Bildung und Digitalisierung

Zahlreiche andere Länder sind uns im Umgang mit neuen Technologien und Digitalisierung voraus. Um den wichtigen Anschluss nicht gänzlich zu verlieren, müssen wir jetzt handeln.

Auch weiterführende Schulen wie Gymnasien oder Fachhochschulen, oder Berufslehren müssen sich zwingend auf das neue Zeitalter einstellen, damit eine Vertrautheit mit den neuen Technologien gewährleistet ist.

Auch weiterführende Schulen wie Gymnasien oder Fachhochschulen, oder Berufslehren müssen sich zwingend auf das neue Zeitalter einstellen, damit eine Vertrautheit mit den neuen Technologien gewährleistet ist.

(Bild: Keystone)

Christoph Eymann

Die Schweizer Bildungslandschaft wird durch die Digitalisierung starke Veränderungen erfahren. Überall wo Wissen, Fähigkeiten und Fertigkeiten vermittelt werden, erfolgt dies künftig anders als heute. Dieser Prozess hat bereits begonnen.

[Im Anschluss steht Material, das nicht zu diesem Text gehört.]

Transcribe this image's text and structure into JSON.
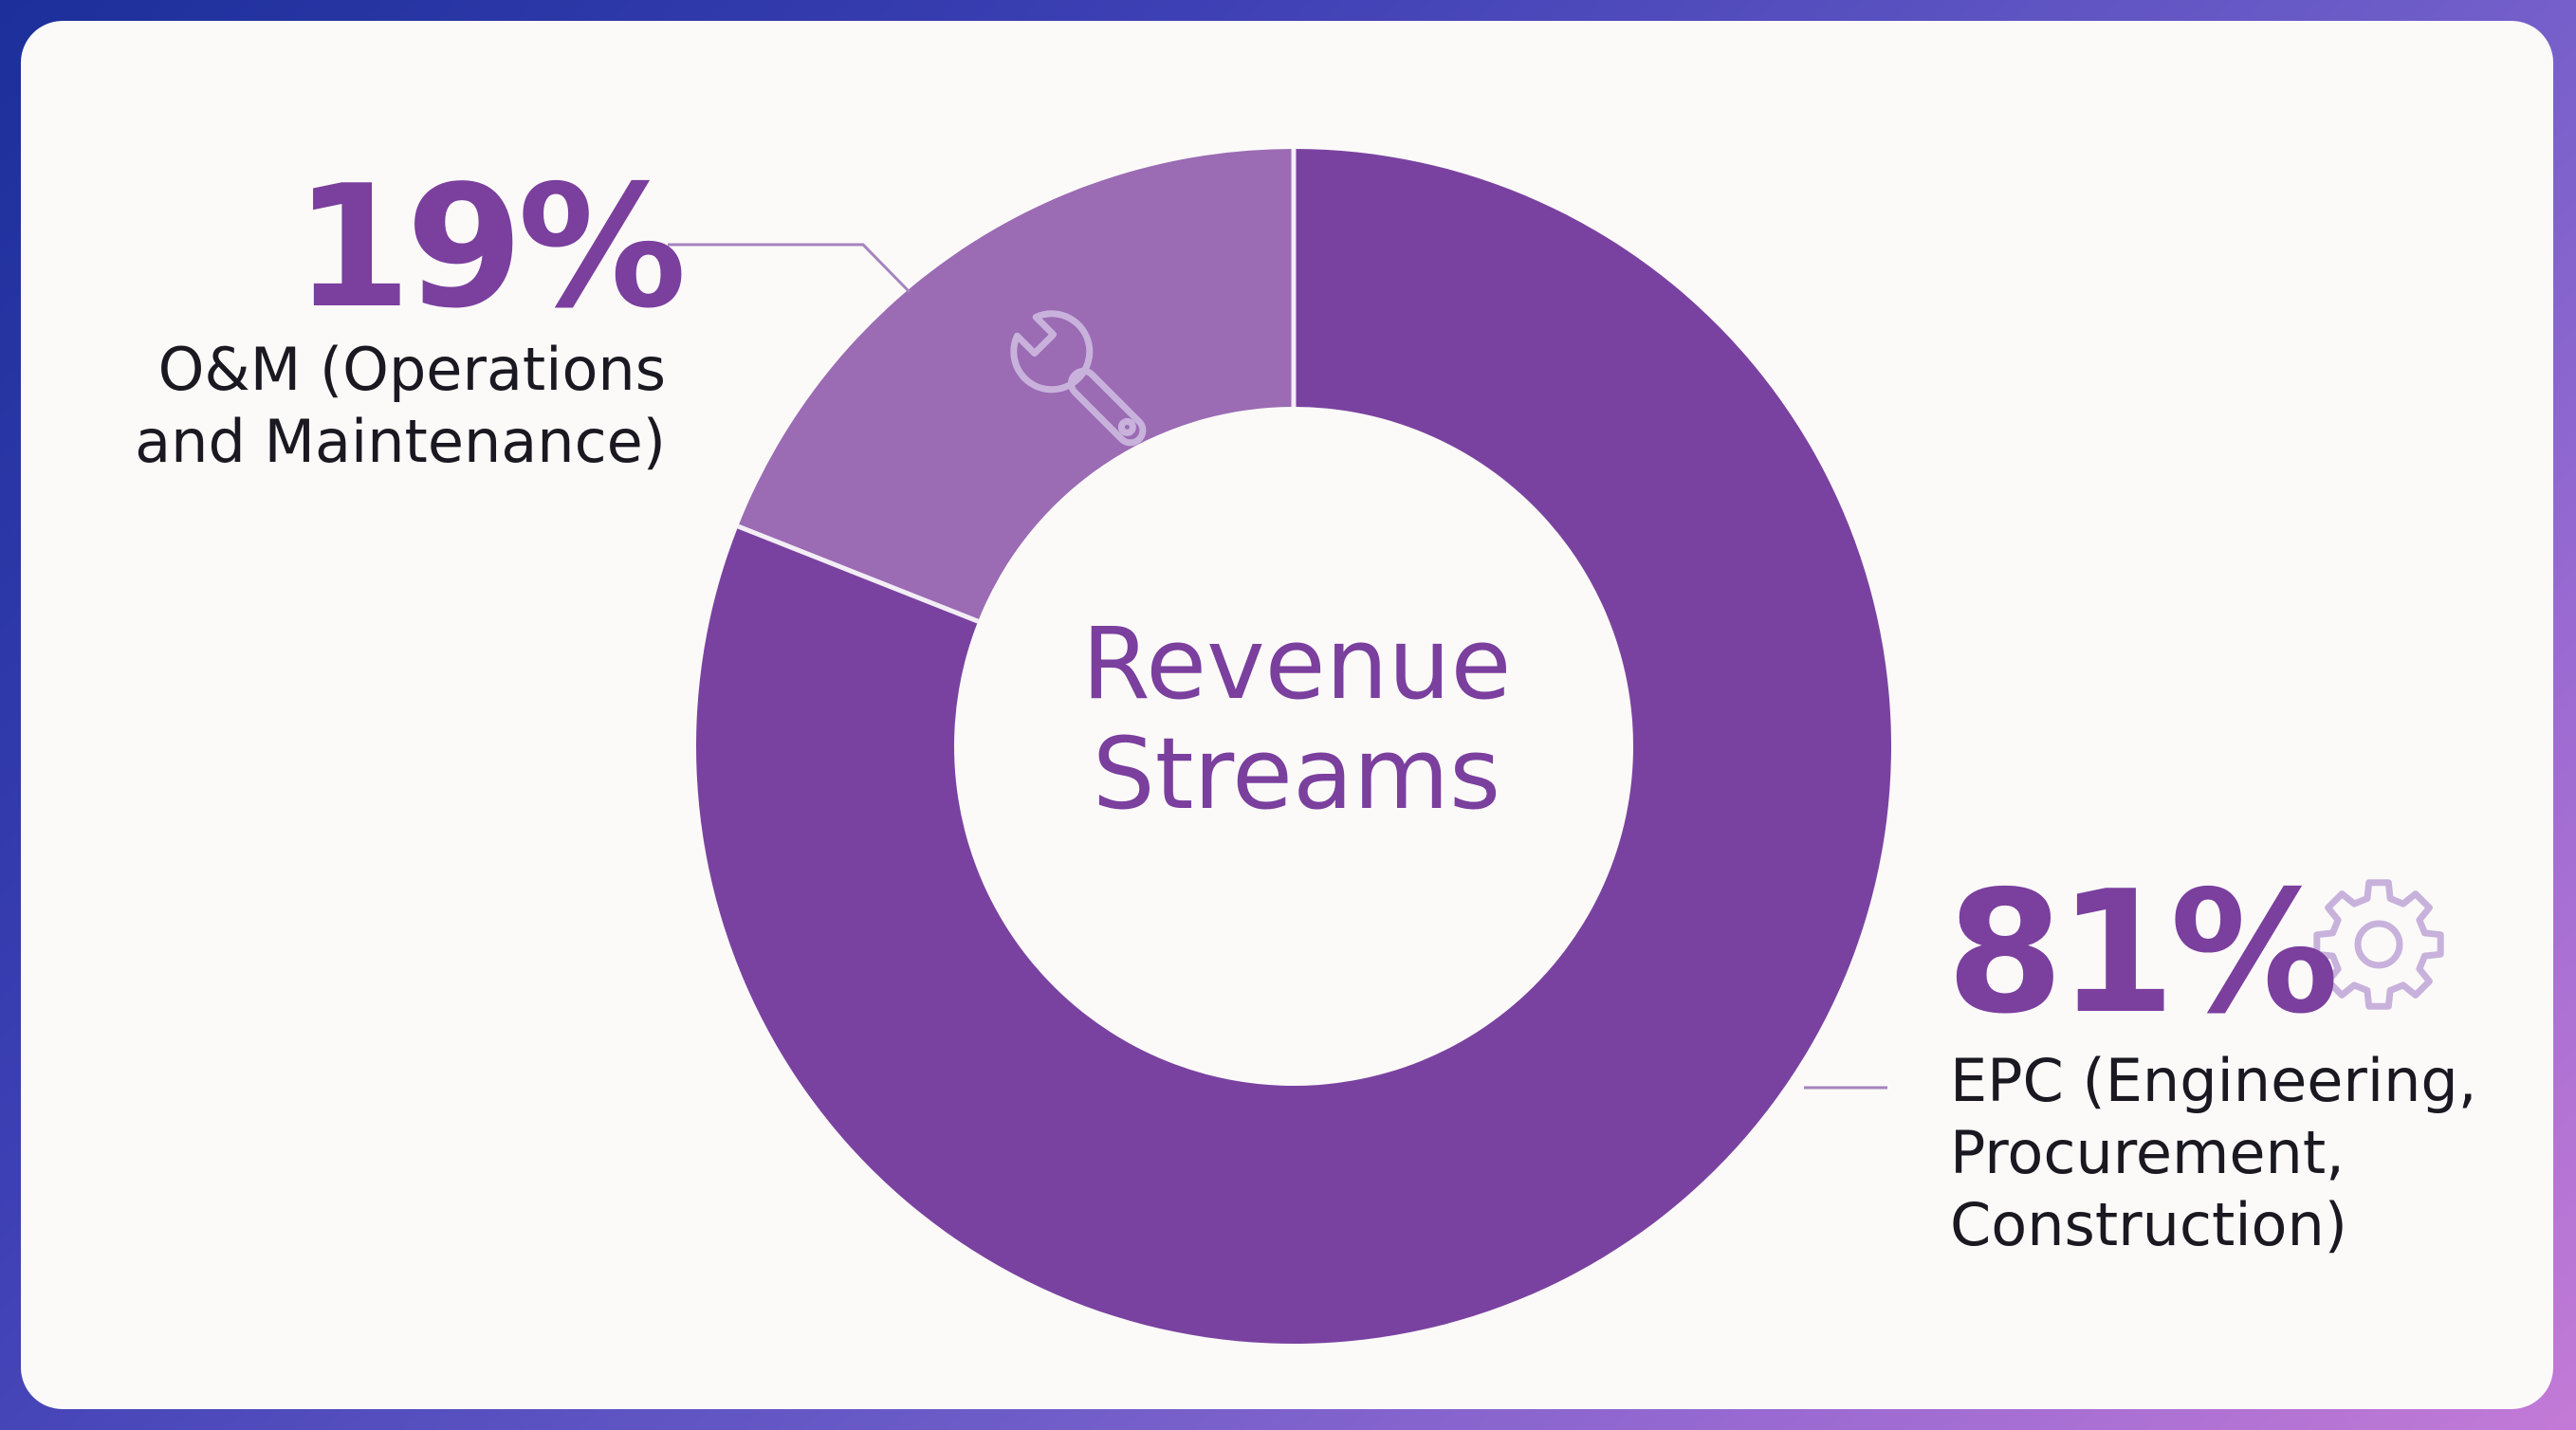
{
  "colors": {
    "epc_segment": "#7a42a0",
    "om_segment": "#9b6bb4",
    "accent_text": "#7b3f9e",
    "icon_stroke": "#c8b2dc",
    "connector": "#a584bd",
    "separator": "#f3eef6"
  },
  "chart_data": {
    "type": "pie",
    "variant": "donut",
    "title": "Revenue Streams",
    "categories": [
      "O&M (Operations and Maintenance)",
      "EPC (Engineering, Procurement, Construction)"
    ],
    "values": [
      19,
      81
    ],
    "unit": "%",
    "value_labels": [
      "19%",
      "81%"
    ],
    "segments": [
      {
        "key": "om",
        "value": 19,
        "value_label": "19%",
        "label_lines": [
          "O&M (Operations",
          "and Maintenance)"
        ],
        "icon": "wrench-icon"
      },
      {
        "key": "epc",
        "value": 81,
        "value_label": "81%",
        "label_lines": [
          "EPC (Engineering,",
          "Procurement,",
          "Construction)"
        ],
        "icon": "gear-icon"
      }
    ],
    "legend": "none"
  },
  "center": {
    "title_lines": [
      "Revenue",
      "Streams"
    ]
  }
}
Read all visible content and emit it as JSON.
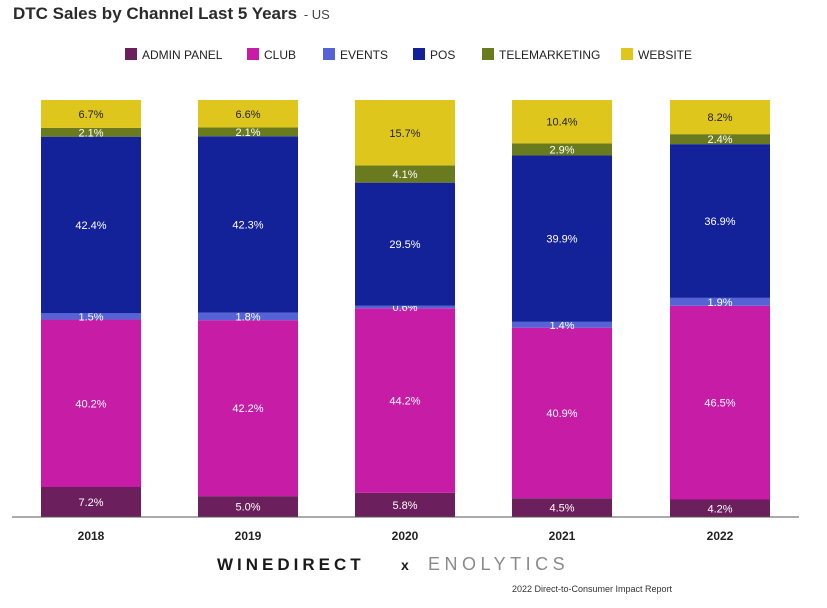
{
  "chart_data": {
    "type": "bar",
    "stacked": true,
    "title": "DTC Sales by Channel Last 5 Years",
    "subtitle": "- US",
    "categories": [
      "2018",
      "2019",
      "2020",
      "2021",
      "2022"
    ],
    "legend_position": "top",
    "ylim": [
      0,
      100
    ],
    "grid": false,
    "series": [
      {
        "name": "ADMIN PANEL",
        "color": "#6b1f5c",
        "values": [
          7.2,
          5.0,
          5.8,
          4.5,
          4.2
        ]
      },
      {
        "name": "CLUB",
        "color": "#c61ca6",
        "values": [
          40.2,
          42.2,
          44.2,
          40.9,
          46.5
        ]
      },
      {
        "name": "EVENTS",
        "color": "#5663d6",
        "values": [
          1.5,
          1.8,
          0.6,
          1.4,
          1.9
        ]
      },
      {
        "name": "POS",
        "color": "#14229a",
        "values": [
          42.4,
          42.3,
          29.5,
          39.9,
          36.9
        ]
      },
      {
        "name": "TELEMARKETING",
        "color": "#697a1f",
        "values": [
          2.1,
          2.1,
          4.1,
          2.9,
          2.4
        ]
      },
      {
        "name": "WEBSITE",
        "color": "#dfc61d",
        "values": [
          6.7,
          6.6,
          15.7,
          10.4,
          8.2
        ]
      }
    ],
    "value_labels": [
      [
        "7.2%",
        "5.0%",
        "5.8%",
        "4.5%",
        "4.2%"
      ],
      [
        "40.2%",
        "42.2%",
        "44.2%",
        "40.9%",
        "46.5%"
      ],
      [
        "1.5%",
        "1.8%",
        "0.6%",
        "1.4%",
        "1.9%"
      ],
      [
        "42.4%",
        "42.3%",
        "29.5%",
        "39.9%",
        "36.9%"
      ],
      [
        "2.1%",
        "2.1%",
        "4.1%",
        "2.9%",
        "2.4%"
      ],
      [
        "6.7%",
        "6.6%",
        "15.7%",
        "10.4%",
        "8.2%"
      ]
    ]
  },
  "branding": {
    "winedirect": "WINEDIRECT",
    "separator": "x",
    "enolytics": "ENOLYTICS",
    "report": "2022 Direct-to-Consumer Impact Report"
  }
}
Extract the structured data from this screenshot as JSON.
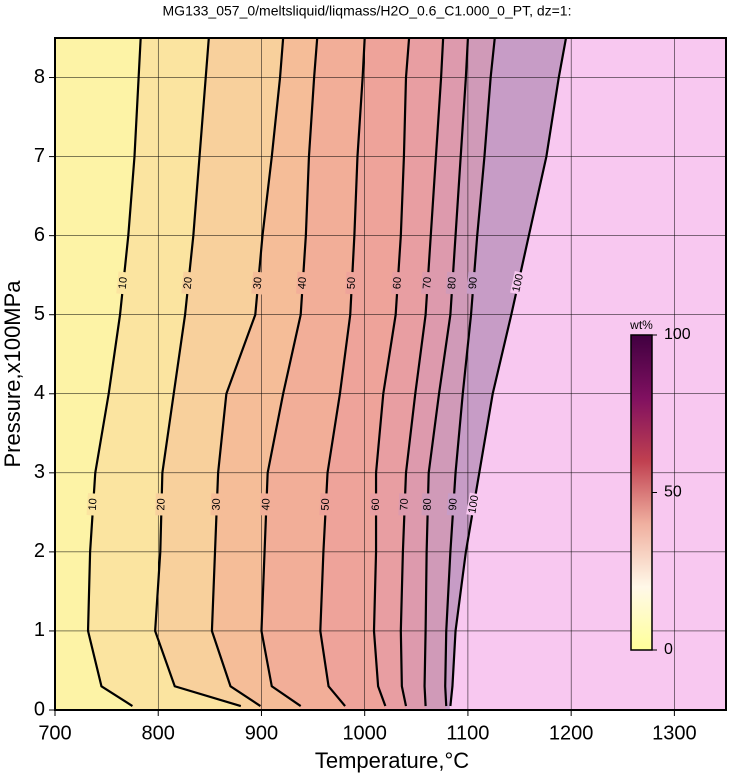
{
  "chart_data": {
    "type": "contour",
    "title": "MG133_057_0/meltsliquid/liqmass/H2O_0.6_C1.000_0_PT, dz=1:",
    "xlabel": "Temperature,°C",
    "ylabel": "Pressure,x100MPa",
    "xlim": [
      700,
      1350
    ],
    "xticks": [
      700,
      800,
      900,
      1000,
      1100,
      1200,
      1300
    ],
    "ylim": [
      0,
      8.5
    ],
    "yticks": [
      0,
      1,
      2,
      3,
      4,
      5,
      6,
      7,
      8
    ],
    "grid": true,
    "pressures": [
      0.05,
      0.3,
      1,
      2,
      3,
      4,
      5,
      6,
      7,
      8,
      8.5
    ],
    "contours": [
      {
        "level": 10,
        "temperatures": [
          775,
          745,
          732,
          734,
          739,
          752,
          763,
          771,
          777,
          781,
          783
        ]
      },
      {
        "level": 20,
        "temperatures": [
          880,
          816,
          797,
          802,
          804,
          815,
          826,
          834,
          840,
          846,
          849
        ]
      },
      {
        "level": 30,
        "temperatures": [
          899,
          870,
          852,
          855,
          858,
          866,
          894,
          901,
          910,
          918,
          921
        ]
      },
      {
        "level": 40,
        "temperatures": [
          938,
          910,
          900,
          903,
          906,
          921,
          938,
          943,
          946,
          951,
          954
        ]
      },
      {
        "level": 50,
        "temperatures": [
          981,
          965,
          957,
          960,
          964,
          976,
          986,
          990,
          993,
          998,
          1000
        ]
      },
      {
        "level": 60,
        "temperatures": [
          1020,
          1013,
          1009,
          1011,
          1011,
          1018,
          1030,
          1035,
          1038,
          1040,
          1043
        ]
      },
      {
        "level": 70,
        "temperatures": [
          1040,
          1036,
          1035,
          1037,
          1040,
          1049,
          1059,
          1064,
          1069,
          1074,
          1076
        ]
      },
      {
        "level": 80,
        "temperatures": [
          1059,
          1058,
          1059,
          1060,
          1062,
          1072,
          1083,
          1088,
          1093,
          1098,
          1100
        ]
      },
      {
        "level": 90,
        "temperatures": [
          1079,
          1078,
          1079,
          1083,
          1088,
          1095,
          1103,
          1109,
          1116,
          1122,
          1126
        ]
      },
      {
        "level": 100,
        "temperatures": [
          1083,
          1085,
          1088,
          1098,
          1111,
          1124,
          1142,
          1159,
          1176,
          1188,
          1195
        ]
      }
    ],
    "fill_colors": [
      "#fdf3a6",
      "#fbe4a0",
      "#f8d09c",
      "#f5bd98",
      "#f2ae98",
      "#eea39a",
      "#e89ea2",
      "#dd9aad",
      "#d09ab8",
      "#c79cc6",
      "#f8c8f0"
    ],
    "colorbar": {
      "label": "wt%",
      "lim": [
        0,
        100
      ],
      "ticks": [
        0,
        50,
        100
      ],
      "colors": [
        "#ffff99",
        "#fff8e8",
        "#f0b0a0",
        "#c04050",
        "#801060",
        "#400040"
      ]
    }
  }
}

Die Volksschule, die weiterführenden Schulen, die Berufslehre, die höhere Berufsbildung, die Fachhochschulen und die Universitäten – Lehre, Forschung und Organisation sind betroffen – müssen sich zwingend auf das neue Zeitalter einstellen.

Gleiches gilt für die Arbeitswelt. Man spricht von der digitalen Revolution; in Anlehnung an den Begriff Industrielle Revolution. Weil in der Wirtschaft Menschen beschäftigt sind, die nicht mit den neuen Technologien vertraut sind, müssen auch Weiterbildungs- und Umschulungsmöglichkeiten angeboten werden. Das kostet Geld, sehr viel Geld.

Wir müssen jetzt handeln

Wenn wir nicht wollen, dass die jungen Leute, die in unserem Land ausgebildet werden, gegenüber solchen aus anderen Ländern benachteiligt sind, müssen wir handeln – jetzt. Skandinavische Länder, die Benelux-Staaten, Deutschland, China, Südkorea und andere sind uns zum Teil weit voraus. Wenn wir nicht riskieren wollen, dass sich Arbeitskräfte in neuen Berufsfeldern nicht zurechtfinden und deshalb arbeitslos werden, müssen wir in die Weiterbildung investieren. Es braucht jetzt ein Impulsprogramm des Bundes, um kantonale und Eidgenössische Universitäten, Fachhochschulen, die Berufs und auch die Weiterbildung auf die Neuerungen vorzubereiten.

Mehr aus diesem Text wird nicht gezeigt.